Senator Abubakar Bukola Saraki gave the assurance during the opening session of the Senate today.
He said the Senate will begin debate on the 2017 budget early so it could “deepen the review and create the necessary efficiencies”.
While reiterating the importance of making the 2017 budget Saraki said it was equally important to emphasize the need to have the budget back on the desk of the executive on time for implementation.
He said, “Consideration and debate on the 2017 budget will immediately follow in the three ‘sitting days’ of the next week.
“It is our hope that we will, with this budget, begin the implementation of the report of the Committee on Budget Reforms, which has since submitted its report.
“This will enable more Nigerians participate in the budget consideration process, deepen the review and create the necessary efficiencies we expect from our budget implementation,” he said.
“As you may be aware, based on the recommendations of the Budget Reform Committee, we are working towards ensuring that budgets are prepared and submitted timely so that implementation will follow a regular fiscal circle.

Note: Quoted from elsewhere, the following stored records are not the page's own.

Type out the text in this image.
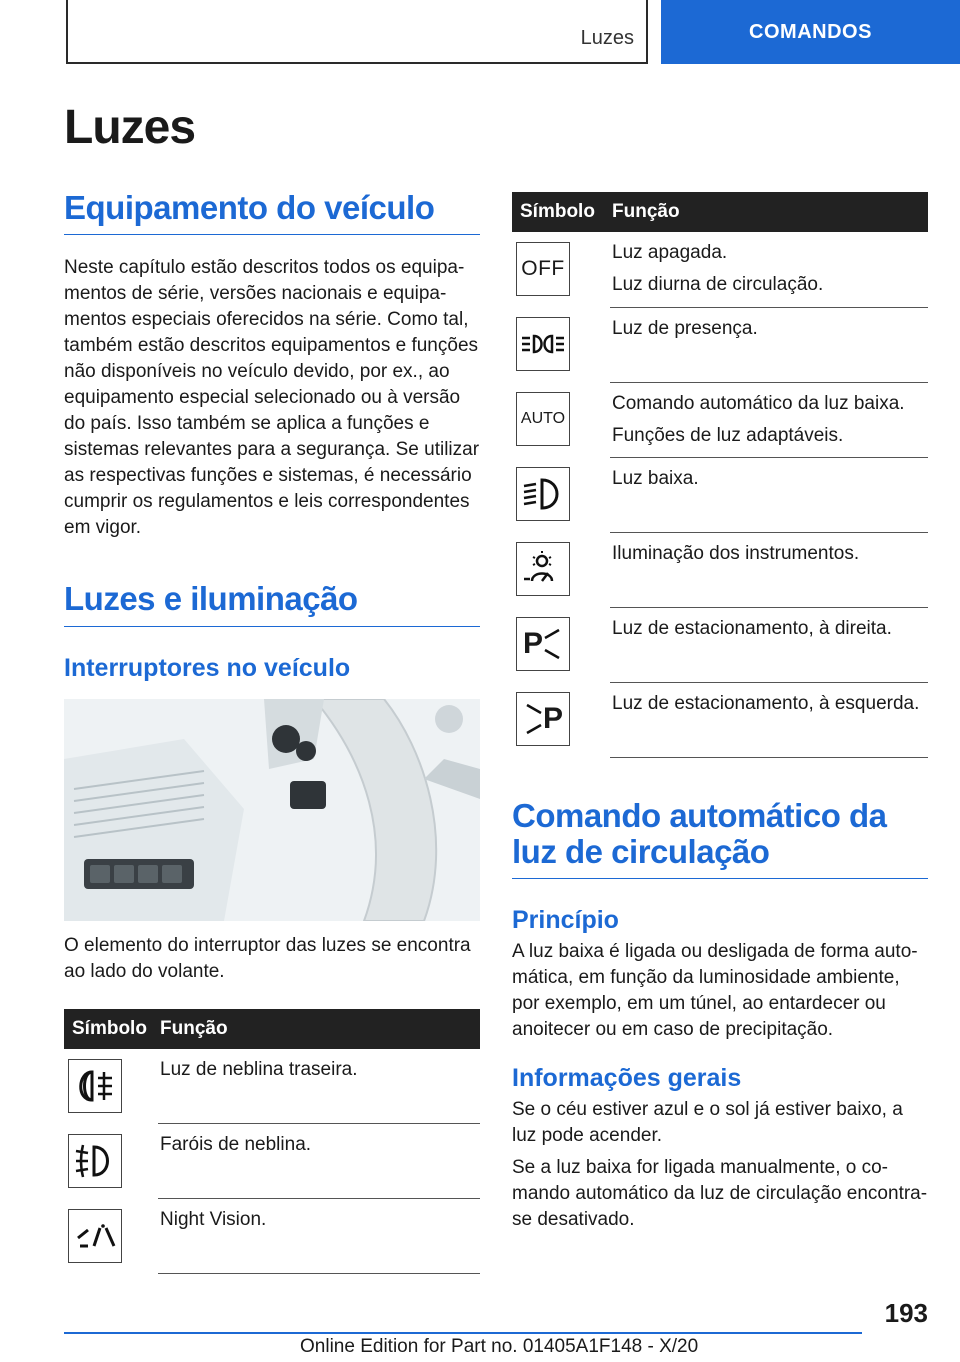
Luzes	COMANDOS
Luzes
Equipamento do veículo

Neste capítulo estão descritos todos os equipamentos de série, versões nacionais e equipamentos especiais oferecidos na série. Como tal, também estão descritos equipamentos e funções não disponíveis no veículo devido, por ex., ao equipamento especial selecionado ou à versão do país. Isso também se aplica a funções e sistemas relevantes para a segurança. Se utilizar as respectivas funções e sistemas, é necessário cumprir os regulamentos e leis correspondentes em vigor.

Luzes e iluminação
Interruptores no veículo

O elemento do interruptor das luzes se encontra ao lado do volante.

Símbolo	Função

Luz de neblina traseira.

Faróis de neblina.

Night Vision.
Símbolo	Função

OFF	Luz apagada.
Luz diurna de circulação.

Luz de presença.

AUTO	Comando automático da luz baixa.
Funções de luz adaptáveis.

Luz baixa.

Iluminação dos instrumentos.

P	Luz de estacionamento, à direita.

P	Luz de estacionamento, à esquerda.
Comando automático da luz de circulação
Princípio

A luz baixa é ligada ou desligada de forma automática, em função da luminosidade ambiente, por exemplo, em um túnel, ao entardecer ou anoitecer ou em caso de precipitação.

Informações gerais

Se o céu estiver azul e o sol já estiver baixo, a luz pode acender.

Se a luz baixa for ligada manualmente, o comando automático da luz de circulação encontra-se desativado.

193
Online Edition for Part no. 01405A1F148 - X/20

“In this regard, the National Assembly will not tolerate agencies of government not submitting their budgets within the budget period.
“This is why I urge all agencies yet to submit their budgets to do so quickly as budgets not received within time may have to wait for the next budget circle.”
President Muhammadu Buhari has assured Nigerians that the 2017 budget, which is 20.4 percent bigger than that of 2016, with an earmark of 30.7 percent for capital expenditure will “pull the economy out of recession”.
The President also says the budget will focus on development of infrastructure, especially road and rail and also bring stability in the economy.
The N7.298 trillion budget has an oil benchmark of $42.5 per barrel as against $38 in 2016 and has a naira benchmark of 305 per dollar, as against 197 in 2016.